Focus longer on any items that have stains you're trying to get out, and then when you're done, rinse them in clean water. Gently squeeze out the excess water—don't wring or twist your clothes as it could stretch them or damage them—or roll items up in a clean, dry towel to get the extra water out before you dry them (if they can go in the dryer) or let them air dry—if you're not sure what to do here, consult the symbols and either hang them on a clothes line or lay them flat to dry. For more info on hand-washing based on specific items, WikiHow has an illustrated guide to washing full loads by hand, as well as cashmere items, and other delicates like silk and lace.
7. Some things should be washed inside out
Most things can go in the wash as-is, but there are some items that can seriously benefit from being turned inside out before being cleaned. Turning your clothes inside out will help protect colors from fading and keep embellishments—think beading, sequins, iron-on prints, etc.—intact. Oh, and you should always wash your jeans inside out, since washing and drying processes are abrasive and could cause them to fade.
8. Mesh bags are your new best friends...

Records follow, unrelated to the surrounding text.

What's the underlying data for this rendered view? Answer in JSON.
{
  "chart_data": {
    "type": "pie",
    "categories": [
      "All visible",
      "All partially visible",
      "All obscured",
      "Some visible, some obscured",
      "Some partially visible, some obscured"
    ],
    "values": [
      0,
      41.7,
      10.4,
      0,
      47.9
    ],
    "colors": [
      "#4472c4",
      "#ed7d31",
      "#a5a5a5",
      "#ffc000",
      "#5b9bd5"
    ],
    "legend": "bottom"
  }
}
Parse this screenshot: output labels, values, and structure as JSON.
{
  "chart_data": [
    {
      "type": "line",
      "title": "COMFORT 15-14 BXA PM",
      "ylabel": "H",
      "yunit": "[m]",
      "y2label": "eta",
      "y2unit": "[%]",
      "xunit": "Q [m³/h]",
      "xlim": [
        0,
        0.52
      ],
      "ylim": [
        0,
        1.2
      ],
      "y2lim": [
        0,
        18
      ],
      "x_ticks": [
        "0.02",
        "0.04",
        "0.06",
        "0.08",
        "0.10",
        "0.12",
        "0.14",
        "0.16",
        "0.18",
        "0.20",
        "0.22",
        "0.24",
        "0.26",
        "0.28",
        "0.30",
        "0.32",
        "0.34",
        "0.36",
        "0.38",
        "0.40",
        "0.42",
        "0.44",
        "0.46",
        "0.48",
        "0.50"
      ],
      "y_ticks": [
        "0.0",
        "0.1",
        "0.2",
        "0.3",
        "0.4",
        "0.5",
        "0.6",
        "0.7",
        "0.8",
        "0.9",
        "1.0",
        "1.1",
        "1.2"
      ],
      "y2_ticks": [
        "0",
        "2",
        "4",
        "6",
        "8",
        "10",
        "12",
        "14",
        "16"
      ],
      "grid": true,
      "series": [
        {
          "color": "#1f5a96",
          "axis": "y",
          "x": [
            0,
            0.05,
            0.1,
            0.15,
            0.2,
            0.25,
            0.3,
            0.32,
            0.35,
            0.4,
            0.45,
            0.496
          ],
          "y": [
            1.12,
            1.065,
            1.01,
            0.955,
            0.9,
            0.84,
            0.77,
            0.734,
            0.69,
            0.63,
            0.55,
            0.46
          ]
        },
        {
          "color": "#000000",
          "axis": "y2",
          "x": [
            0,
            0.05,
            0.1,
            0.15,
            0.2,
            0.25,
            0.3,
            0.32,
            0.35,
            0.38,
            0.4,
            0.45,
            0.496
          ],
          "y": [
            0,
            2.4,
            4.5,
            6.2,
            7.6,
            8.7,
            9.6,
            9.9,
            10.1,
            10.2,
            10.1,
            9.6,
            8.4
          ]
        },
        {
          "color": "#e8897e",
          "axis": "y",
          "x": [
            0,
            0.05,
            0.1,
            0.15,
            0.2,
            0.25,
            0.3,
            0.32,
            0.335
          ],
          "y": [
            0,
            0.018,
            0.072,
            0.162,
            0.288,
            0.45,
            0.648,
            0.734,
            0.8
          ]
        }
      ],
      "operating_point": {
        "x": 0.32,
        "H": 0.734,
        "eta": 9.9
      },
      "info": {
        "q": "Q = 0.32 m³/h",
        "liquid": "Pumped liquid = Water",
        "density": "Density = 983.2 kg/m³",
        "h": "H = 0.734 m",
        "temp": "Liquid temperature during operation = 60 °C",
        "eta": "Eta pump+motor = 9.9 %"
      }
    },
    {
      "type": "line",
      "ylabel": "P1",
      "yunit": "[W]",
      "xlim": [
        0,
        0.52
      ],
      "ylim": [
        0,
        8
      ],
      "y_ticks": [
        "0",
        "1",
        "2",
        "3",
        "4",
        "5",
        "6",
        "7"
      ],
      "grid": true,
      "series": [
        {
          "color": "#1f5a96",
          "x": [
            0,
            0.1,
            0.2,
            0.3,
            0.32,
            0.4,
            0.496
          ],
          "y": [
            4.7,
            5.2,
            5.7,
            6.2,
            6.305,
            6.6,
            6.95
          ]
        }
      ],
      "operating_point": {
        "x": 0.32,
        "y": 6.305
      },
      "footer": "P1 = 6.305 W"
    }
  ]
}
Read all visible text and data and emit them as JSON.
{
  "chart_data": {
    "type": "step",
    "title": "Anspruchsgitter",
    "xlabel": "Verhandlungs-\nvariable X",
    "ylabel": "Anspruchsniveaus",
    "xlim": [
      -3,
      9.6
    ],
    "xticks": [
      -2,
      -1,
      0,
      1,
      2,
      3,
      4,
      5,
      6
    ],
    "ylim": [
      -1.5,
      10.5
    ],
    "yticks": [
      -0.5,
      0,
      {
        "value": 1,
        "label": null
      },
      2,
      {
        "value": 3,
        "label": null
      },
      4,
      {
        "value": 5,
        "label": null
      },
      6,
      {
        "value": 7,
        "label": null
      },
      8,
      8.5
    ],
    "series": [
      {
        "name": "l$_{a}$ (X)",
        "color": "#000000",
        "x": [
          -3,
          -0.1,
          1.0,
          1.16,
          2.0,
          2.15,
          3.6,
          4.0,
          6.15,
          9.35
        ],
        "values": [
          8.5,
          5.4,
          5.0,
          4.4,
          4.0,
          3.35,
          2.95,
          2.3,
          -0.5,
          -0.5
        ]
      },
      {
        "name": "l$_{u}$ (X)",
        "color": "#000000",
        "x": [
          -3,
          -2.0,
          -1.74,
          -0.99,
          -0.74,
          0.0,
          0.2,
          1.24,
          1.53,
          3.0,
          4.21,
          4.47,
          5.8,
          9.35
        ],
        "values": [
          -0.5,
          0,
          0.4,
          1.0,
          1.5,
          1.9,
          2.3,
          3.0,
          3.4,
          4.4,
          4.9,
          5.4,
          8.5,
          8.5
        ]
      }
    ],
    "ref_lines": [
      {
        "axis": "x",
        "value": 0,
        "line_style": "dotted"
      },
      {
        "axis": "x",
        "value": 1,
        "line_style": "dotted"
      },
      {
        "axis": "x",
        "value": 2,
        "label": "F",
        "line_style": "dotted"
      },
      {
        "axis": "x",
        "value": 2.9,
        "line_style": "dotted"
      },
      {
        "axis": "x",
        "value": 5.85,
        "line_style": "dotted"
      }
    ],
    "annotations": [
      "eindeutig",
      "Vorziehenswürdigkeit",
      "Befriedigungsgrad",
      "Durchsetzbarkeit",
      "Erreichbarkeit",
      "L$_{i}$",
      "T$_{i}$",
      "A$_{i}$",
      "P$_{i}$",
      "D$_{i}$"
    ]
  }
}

If you haven't already been using mesh bags to do your laundry, you're seriously missing out—they have a number of uses that will, one, make doing laundry much simpler for you, and two, will protect delicate items from tearing, breaking or otherwise going rogue. A mesh laundry bag can:
- Keep all your socks together, so you never lose one again.
- Stop bras from stretching out or hooking onto other fabrics.
- Protect delicates from ripping (especially if you have to mix fabrics in a load).
9. ...and so are towels (both dry and damp)
Does it feel like the dry cycle always takes forever when you do laundry? A clean, dry towel can help speed things along a little bit. Just pop a towel in the dryer with your wet clothes for 15-20 minutes and it will help absorb some of the excess moisture, making the process move a bit quicker. (And another tip: Make sure the dryer's not super full, as that will make things dry even slower.)
On the other hand, a damp towel can be of service if your clothes are wrinkly and can't be ironed, or if you left them too long in the dryer by accident (hey, we've all been there) and now they're crumpled up and could use a refresh. Again, just pop a damp towel in the dryer for 5-10 minutes, and it'll create enough steam to get the wrinkles out—just be sure you take the clothes out of the dryer right away when it's done, or the wrinkles will set back in.
10. Never ever over-fill your washer or dryer
This is (or at least, should be) the golden rule of doing laundry. If you find yourself shoving as much as you possibly can fit into your washer or dryer, you're definitely doing it wrong. First of all, if you overload your washer, your clothes won't get as clean—they need room to swish and spin around to get a proper washing. And if you overload your dryer, it'll take forever for your things to dry (again, they need room to tumble and fluff). But those are just minor inconveniences when you think about the other consequences to over-stuffing your machines: it can cause irreparable damage.
Overloading your dryer can ruin the sensors and the motor, cause the dryer to overheat and stop working, and even cause it to bounce around—which can lead to dents and scratches on your machine as well as in your home. Overloading your washing machine can lead to damaged garments, drainage issues, and strain or even totally blow the machine's motor. TL;DR: Overstuffing your laundry = damaged clothes and broken machines.